Date of Award

2015

Document Type

Thesis

First Advisor

Pedroni, Dr. Ronald S.

Abstract

The main goals of this work are an assessment of a specific Uranium-233 target to determine if it is suitable for Nuclear Resonance Fluorescence measurements; to advance fundamental nuclear-physics knowledge important for developing the nuclear materials detection capabilities using γ-rays; to provide experimental data needed for building computer models to evaluate concepts of systems for detecting special nuclear materials in cargo containers; and to educate students and young scientists in basic nuclear-physics and the experimental techniques relevant to the mission of the Domestic Nuclear Detection Office (DNDO) at the Department of Homeland Security (DHS).
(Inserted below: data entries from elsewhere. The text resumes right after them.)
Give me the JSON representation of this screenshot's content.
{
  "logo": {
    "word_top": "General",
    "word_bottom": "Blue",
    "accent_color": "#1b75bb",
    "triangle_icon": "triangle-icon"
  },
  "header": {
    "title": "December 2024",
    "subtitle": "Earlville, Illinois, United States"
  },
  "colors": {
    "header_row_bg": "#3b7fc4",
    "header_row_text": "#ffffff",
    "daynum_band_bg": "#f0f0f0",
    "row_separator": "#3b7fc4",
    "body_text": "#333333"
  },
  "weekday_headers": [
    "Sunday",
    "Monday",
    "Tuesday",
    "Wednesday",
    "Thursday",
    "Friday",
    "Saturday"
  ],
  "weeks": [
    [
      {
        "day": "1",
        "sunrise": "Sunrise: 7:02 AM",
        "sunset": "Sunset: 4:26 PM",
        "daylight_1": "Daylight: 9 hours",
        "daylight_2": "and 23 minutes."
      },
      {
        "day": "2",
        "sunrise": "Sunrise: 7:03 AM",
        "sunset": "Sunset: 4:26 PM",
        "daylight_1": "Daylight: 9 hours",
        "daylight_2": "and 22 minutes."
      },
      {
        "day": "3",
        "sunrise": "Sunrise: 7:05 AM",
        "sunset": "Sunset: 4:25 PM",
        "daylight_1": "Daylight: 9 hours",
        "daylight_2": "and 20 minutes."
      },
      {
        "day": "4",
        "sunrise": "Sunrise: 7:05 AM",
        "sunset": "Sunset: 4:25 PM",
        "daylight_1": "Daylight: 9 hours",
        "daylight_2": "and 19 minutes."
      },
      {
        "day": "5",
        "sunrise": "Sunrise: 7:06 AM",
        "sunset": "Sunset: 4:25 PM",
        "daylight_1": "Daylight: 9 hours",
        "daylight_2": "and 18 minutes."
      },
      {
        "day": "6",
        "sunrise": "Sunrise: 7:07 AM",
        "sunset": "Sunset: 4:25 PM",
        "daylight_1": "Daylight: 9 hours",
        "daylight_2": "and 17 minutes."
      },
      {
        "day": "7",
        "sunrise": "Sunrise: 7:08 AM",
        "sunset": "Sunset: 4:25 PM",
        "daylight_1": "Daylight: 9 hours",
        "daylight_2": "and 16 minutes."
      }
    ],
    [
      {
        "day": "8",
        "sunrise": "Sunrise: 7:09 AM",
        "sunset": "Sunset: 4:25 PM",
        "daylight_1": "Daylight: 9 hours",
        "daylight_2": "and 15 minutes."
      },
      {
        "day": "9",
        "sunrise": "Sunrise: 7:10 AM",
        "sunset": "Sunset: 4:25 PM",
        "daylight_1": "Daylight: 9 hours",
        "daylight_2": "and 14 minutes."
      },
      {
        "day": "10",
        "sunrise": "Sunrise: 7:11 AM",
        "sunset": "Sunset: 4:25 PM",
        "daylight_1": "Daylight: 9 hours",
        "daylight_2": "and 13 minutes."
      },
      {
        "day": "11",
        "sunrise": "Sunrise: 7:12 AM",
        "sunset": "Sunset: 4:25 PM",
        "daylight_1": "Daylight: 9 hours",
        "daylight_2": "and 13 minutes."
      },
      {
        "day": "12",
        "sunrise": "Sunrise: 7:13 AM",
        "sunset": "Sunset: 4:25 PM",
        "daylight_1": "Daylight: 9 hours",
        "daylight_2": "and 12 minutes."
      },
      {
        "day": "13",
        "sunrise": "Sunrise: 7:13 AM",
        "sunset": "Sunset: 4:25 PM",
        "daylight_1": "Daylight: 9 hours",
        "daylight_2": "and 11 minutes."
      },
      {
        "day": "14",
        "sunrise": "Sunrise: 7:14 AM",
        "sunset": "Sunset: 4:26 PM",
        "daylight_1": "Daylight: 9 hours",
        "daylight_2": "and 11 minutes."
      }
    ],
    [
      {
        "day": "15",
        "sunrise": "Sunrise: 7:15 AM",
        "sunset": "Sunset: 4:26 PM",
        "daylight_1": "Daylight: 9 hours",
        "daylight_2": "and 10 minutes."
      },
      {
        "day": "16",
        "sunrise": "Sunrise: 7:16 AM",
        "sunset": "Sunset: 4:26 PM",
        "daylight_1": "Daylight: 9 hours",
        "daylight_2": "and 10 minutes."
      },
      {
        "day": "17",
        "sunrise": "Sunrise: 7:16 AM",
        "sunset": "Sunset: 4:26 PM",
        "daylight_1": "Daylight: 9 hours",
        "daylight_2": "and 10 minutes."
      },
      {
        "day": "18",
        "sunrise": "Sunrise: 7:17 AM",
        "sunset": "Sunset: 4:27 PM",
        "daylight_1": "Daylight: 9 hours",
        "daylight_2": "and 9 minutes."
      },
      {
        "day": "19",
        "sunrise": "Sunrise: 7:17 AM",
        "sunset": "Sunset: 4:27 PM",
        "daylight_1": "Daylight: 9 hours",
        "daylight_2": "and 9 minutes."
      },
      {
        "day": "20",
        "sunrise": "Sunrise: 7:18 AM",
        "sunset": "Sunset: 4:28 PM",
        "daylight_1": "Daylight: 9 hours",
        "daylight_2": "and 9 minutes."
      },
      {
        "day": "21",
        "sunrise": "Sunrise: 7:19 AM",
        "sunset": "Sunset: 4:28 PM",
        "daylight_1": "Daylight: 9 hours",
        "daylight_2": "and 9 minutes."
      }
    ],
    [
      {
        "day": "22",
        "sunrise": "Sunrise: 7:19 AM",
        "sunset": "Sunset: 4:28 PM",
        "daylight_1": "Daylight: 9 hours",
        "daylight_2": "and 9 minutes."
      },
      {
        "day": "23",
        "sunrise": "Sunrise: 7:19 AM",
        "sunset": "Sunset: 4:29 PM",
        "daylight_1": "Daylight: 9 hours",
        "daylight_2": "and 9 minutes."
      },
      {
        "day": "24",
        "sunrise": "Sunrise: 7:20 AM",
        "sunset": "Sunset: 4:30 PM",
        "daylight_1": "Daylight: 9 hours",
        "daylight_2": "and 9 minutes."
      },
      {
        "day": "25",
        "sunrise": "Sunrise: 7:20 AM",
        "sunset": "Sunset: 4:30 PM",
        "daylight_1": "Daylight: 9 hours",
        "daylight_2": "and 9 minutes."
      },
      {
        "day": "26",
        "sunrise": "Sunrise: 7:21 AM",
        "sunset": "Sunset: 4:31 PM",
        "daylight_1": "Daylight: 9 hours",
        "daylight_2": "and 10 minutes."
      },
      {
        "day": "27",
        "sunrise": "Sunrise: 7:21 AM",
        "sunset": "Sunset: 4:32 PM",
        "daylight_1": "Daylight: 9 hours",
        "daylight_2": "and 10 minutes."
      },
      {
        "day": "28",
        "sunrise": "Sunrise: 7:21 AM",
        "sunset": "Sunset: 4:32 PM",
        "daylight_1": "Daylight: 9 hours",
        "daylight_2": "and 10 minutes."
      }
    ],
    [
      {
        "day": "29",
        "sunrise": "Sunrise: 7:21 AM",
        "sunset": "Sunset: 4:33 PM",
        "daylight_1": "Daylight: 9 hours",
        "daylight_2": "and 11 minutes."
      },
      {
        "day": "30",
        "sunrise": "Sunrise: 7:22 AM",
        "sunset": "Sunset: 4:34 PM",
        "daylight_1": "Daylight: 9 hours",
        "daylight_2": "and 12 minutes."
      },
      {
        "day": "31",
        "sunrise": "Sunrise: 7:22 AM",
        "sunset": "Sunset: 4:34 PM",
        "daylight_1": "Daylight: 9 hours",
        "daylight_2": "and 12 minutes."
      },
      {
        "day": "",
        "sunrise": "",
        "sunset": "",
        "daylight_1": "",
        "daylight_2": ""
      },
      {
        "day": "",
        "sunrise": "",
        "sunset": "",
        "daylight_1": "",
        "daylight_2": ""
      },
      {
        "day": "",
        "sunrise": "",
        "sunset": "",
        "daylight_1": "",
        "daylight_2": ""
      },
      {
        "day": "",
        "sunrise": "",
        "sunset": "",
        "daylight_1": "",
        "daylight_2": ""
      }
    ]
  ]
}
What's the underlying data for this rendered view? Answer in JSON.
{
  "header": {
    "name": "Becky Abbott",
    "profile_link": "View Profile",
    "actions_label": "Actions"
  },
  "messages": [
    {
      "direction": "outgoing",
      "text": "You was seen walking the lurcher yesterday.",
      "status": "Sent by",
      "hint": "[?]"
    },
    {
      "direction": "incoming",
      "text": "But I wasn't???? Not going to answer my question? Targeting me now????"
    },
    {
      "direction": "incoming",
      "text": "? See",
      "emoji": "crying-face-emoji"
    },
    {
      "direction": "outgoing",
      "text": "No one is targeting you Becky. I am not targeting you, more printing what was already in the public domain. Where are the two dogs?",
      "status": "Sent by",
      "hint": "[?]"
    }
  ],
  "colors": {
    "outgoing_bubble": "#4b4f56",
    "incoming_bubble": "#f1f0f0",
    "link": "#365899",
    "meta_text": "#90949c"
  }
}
The Nuclear Resonance Fluorescence (NRF) measurements are carried out at the Triangle Universities Nuclear Laboratory (TUNL) using the High Intensity Gamma-rays Source (HIγS) facility. An assessment of the Uranium-232 contaminant in the sample was made as part of our efforts to measure the radioactive decay and to develop techniques for making NRF measurements on Uranium-233. For the assessment, the energy of the γ-rays emitted from the target without an incident γ-ray beam was measured using high-purity germanium (HPGe) detectors. The collaboration is trying to develop techniques that will help enable NRF measurements of Uranium-233 in addition to other radioactive targets. The nominal energy range covered by the measurements is from 2 to 5 MeV, where the transmission of gamma-rays through steel is close to the maximum value. The overall objectives of the collaboration is to make NRF measurements on actinides. The work in this thesis is a part of the effort to carry out (γ,γ’) measurements on Uranium-233. A substantial goal is to obtain signal above the background signal due to the radioactivity of the sample itself. A sample assaying is an important part of developing experiments for performing NRF measurements on radioactive samples. In this thesis, the techniques used to assay the radioactive compounds of the Uranium-233 sample is described. What we want to know about our sample is the radioactive decay, can it be used for NRF measurements, its age and how much Uranium-232 contamination is present. In addition a database for the measurements will be created on the TUNL Web site as a national resource for researchers.